Sehun menggaruk-garuk pipinya yang terasa gatal untuk sejenak, ia mengerjap-ngerjapkan mata untuk beberapa kali guna dapat melihat dengan jelas.

Ruangan yang ia tempati terasa seperti kamarnya.. hmm apa memang kamarnya. Oh iya kamarnya.

Tanpa malu dan khawatir akan ada yang meliha,t ia menguap. Selebar-lebarnya. Bebas tanpa beban.

Sehun baru bangun dari tidur, ehm coret, bangun dari pingsan.

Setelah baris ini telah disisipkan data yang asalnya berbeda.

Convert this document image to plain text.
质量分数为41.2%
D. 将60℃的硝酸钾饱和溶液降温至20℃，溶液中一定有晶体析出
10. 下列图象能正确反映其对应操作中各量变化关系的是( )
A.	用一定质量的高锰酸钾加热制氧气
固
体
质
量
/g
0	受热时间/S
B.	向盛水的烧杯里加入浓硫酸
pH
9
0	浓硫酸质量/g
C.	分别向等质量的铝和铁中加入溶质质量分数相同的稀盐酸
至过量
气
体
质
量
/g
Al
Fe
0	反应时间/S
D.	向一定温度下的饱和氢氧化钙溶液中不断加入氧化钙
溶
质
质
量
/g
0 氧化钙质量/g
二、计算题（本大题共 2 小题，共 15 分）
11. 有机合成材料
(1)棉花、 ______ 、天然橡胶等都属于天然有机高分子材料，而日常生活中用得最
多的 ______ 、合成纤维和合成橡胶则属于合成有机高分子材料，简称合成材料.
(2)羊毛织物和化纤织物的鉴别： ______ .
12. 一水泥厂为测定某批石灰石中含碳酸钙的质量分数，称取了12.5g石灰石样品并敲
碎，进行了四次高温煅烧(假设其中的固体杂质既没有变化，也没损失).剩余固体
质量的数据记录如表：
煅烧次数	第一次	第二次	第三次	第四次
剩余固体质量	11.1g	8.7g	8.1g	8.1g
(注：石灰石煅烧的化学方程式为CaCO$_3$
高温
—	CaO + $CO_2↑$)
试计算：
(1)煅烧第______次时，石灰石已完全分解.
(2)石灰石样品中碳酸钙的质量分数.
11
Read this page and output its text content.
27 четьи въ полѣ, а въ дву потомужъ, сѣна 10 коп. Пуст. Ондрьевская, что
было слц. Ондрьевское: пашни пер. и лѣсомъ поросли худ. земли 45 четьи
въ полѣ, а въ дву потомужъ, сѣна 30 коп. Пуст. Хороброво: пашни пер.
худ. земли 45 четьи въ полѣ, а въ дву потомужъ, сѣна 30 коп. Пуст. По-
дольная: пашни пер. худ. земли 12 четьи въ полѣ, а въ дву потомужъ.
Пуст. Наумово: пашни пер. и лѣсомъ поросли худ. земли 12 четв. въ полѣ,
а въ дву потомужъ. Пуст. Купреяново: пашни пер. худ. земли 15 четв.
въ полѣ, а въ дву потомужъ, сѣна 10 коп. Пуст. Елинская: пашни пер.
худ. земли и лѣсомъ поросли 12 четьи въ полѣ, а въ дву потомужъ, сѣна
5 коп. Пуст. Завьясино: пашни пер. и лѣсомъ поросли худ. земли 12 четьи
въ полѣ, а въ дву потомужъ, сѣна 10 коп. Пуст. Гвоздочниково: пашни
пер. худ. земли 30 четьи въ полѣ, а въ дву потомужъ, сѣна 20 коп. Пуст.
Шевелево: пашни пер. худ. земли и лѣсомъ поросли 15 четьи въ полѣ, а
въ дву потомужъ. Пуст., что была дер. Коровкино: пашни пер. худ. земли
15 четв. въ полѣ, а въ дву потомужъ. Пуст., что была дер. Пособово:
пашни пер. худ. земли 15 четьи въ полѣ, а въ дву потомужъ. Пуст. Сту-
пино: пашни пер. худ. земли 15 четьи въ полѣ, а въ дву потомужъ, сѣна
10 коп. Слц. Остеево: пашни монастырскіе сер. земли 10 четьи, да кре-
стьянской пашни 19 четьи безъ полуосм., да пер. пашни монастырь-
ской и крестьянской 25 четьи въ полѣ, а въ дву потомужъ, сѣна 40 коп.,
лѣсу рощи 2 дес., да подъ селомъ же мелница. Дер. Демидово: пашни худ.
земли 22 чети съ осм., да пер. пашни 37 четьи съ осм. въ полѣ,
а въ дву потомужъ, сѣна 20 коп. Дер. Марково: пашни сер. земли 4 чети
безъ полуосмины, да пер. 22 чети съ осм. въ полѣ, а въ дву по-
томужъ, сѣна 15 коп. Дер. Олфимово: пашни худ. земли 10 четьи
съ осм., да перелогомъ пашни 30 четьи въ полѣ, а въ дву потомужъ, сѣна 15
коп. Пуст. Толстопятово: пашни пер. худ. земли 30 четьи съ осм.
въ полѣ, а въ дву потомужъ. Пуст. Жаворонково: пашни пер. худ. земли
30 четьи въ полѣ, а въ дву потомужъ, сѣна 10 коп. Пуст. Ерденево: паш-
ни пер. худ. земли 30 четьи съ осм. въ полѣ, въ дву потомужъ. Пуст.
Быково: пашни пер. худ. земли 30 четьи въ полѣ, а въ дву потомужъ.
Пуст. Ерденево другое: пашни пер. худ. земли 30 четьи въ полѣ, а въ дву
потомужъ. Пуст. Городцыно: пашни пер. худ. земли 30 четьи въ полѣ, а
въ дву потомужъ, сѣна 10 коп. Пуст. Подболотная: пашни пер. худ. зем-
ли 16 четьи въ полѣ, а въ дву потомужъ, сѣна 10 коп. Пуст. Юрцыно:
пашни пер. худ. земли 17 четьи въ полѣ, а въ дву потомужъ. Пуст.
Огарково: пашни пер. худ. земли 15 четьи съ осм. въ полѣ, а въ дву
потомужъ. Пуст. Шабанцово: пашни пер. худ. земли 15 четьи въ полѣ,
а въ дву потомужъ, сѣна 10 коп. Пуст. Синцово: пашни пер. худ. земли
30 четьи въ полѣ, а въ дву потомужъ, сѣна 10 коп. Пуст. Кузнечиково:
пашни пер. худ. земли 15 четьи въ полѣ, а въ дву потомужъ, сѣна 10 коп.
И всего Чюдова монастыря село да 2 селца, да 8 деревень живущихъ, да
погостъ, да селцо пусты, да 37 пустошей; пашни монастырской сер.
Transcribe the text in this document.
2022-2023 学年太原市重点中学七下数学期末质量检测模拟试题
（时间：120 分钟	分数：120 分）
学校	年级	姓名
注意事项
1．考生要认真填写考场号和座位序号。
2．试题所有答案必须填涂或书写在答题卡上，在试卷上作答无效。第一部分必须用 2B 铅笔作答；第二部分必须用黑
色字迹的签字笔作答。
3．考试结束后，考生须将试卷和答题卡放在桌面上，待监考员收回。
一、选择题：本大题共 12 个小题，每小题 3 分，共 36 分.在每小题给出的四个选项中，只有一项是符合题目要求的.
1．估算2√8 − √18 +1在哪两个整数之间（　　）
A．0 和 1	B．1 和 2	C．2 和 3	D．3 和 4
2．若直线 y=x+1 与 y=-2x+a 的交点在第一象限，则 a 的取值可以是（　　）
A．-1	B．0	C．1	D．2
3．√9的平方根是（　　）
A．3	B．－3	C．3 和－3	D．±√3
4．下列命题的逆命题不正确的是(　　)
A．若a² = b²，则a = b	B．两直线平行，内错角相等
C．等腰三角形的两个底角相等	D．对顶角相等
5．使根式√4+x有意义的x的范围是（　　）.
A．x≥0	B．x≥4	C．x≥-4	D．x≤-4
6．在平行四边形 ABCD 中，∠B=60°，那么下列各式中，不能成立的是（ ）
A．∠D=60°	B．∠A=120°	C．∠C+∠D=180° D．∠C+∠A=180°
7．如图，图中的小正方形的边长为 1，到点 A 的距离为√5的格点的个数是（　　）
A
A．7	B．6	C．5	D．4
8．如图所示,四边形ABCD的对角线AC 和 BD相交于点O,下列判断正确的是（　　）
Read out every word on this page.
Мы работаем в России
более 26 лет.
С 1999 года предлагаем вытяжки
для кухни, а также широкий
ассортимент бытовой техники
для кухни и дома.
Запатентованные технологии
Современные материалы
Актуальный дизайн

Kepalanya pusing. Sedikit. Ia ingin menggerakkan badannya, tapi ada beban yang baru ia sadari ada di perutnya membuat gerakan. Ternyata hanya Jongin, yang sedang tidur dengan menjadikan perut Sehun sebagai bantalnya. Pantas saja semalaman Sehun merasa agak sesak.

Sehun menguap lagi sambil mengguncang-guncang pundak Jongin.

"Bangun" ucapnya masih setia mengguncang-guncang bahu kekasihnya itu.

Inginnya Sehun, Jongin itu terbangun lalu menyapanya lalu membuatkannya sarapan, memberinya morning kiss dan vice versa. Tapi itukan inginnya. Kenyataannya disiram dengan air pun masih untung bisa bangun.

Sehun menguap lagi, malas harus melakukan kegiatan bangun-membangunkan yang tampaknya tak kan selesai sampai siang nanti. Ia pun dengan penuh perhatian atau yang lebih ia artikan dengan menendang tubuh Jongin, menyingkirkan tubuh kekasihnya itu.

Sehun mengecek tubuhnya di cermin, bukan ada maksud apa-apa. Hanya saja mengetahui ia dalam keadaan tertidur pulas dan ada Jongin yang jelas-jelas tidur seranjang dengannya... well, Sehun hanya ingin memastikan, siapa tahu ia meninggalkan jejak yang macam-macam.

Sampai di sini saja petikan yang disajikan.